O GNOSTICISMO ISLÂMICO

 Henry Corbin dedicou sua vida a estudar e a trazer para o Ocidente, por meio de sua obra e de suas palestras, a tradição islâmica xiita, principalmente mas não somente a iraniana. Ao longo de suas obras, percebe-se como tema central a trajetória da gnosis desde os primórdios do islamismo, com o Profeta Mohammad [1] e seu genro Ali ibin Abu Talib, até o séc. XX.

O PROFETA MOHHAMMAD E O IMÃ ALI IBIN ABU TALIB
O Profeta Mohammad (570-632) foi ensinado por um monge nestoriano chamado Sergius, e seu ensinamento apresenta influências de sabeísmo, nestorianismo, maniqueísmo e judaísmo [2]. Na Arábia pré-islâmica havia a presença de seguidores de Nestor, um cristão que havia sido expatriado de sua terra por ter sido considerado herético. Os nestorianos traduziam e divulgavam textos da filosofia grega e também da tradição maniqueia. O Profeta também teve contato com sabeus, ou mandeanos, seguidores de João Batista que se refugiaram em Harran (Sul da Turquia) e no Iraque. Entre esses sabeus de Harran havia grande influência de ideias gnósticas e herméticas [3].

A partir dos 40 anos, começou a ter experiências místicas, como o Miraj, a ascensão espiritual. Apoiado por seus familiares dentre eles, sua esposa Khadija, sua filha Fátima e seu genro Ali ibin Abu Talib começou a ensinar.

Mohammad é considerado o último profeta, ou o “selo da profecia”, do chamado ciclo da profecia  (nobowwat), composto por sete profetas: Adão, Noé, Abraão, Davi (algumas escolas o omitem), Moisés, Jesus e Mohammad.

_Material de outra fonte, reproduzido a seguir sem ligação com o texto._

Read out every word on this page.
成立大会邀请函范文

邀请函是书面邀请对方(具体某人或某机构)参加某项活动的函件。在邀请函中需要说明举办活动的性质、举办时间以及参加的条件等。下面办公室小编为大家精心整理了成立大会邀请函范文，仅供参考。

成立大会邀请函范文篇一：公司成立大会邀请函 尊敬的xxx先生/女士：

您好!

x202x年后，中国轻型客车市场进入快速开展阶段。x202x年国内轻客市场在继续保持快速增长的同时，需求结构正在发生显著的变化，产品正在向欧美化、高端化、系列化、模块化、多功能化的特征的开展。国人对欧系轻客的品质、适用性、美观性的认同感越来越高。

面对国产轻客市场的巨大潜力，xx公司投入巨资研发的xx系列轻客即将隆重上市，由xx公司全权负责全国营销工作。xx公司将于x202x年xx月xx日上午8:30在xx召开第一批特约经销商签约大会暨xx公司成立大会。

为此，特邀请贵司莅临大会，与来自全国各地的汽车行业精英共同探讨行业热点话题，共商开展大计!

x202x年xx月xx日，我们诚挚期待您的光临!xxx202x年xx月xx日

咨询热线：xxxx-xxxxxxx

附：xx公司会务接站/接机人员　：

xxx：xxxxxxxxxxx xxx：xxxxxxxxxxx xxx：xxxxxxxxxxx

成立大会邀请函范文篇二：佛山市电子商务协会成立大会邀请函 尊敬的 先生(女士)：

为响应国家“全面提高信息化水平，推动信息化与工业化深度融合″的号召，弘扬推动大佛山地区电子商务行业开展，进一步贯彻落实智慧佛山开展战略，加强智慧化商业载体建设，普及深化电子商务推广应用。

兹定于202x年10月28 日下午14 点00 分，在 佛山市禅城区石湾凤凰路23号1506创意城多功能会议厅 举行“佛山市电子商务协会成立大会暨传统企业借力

A tradição islâmica baseia-se no Corão, nas sunnas e nos hadiths. O Corão reúne ensinamentos dados sob inspiração, que seus discípulos anotavam. Posteriormente, esses ensinamentos foram reunidos e organizados em 114 suras, ou capítulos. O Corão apresenta influência de evangelhos apócrifos, como o Evangelho de Tomé, o Protoevangelho de Tiago, Evangelho de Nicodemos, Narrativa de José de Arimateia [4]. Da mesma forma, apócrifos que relatam a história de Maria. O segundo livro considerado autêntico é o As-Sahih (O Livro das Visões), onde se encontram as narrativas sobre a vida do profeta e seus preceitos, os hadiths. Além disso, existem as sunnas, palavras, práticas e hábitos de vida do profeta.

Um hadith afirma: O Corão tem uma aparência exterior (zahir) e uma profundidade oculta, um sentido externo e outro interno (batin); por sua vez, este sentido interno encerra outro sentido interno (…), assim sucessivamente, até sete sentidos internos [5]. Contudo, como Henry Corbin explana em sua Histoire de la Philosophie Islamique, a capacidade de compreender esses sentidos internos é condicionada pelo modo de ser daquele que os compreende [6]. A cada um desses níveis de significação corresponde um modo de ser, um estado interior, uma hierarquia espiritual que possibilita que seja feita a hermenêutica (tawil) do texto.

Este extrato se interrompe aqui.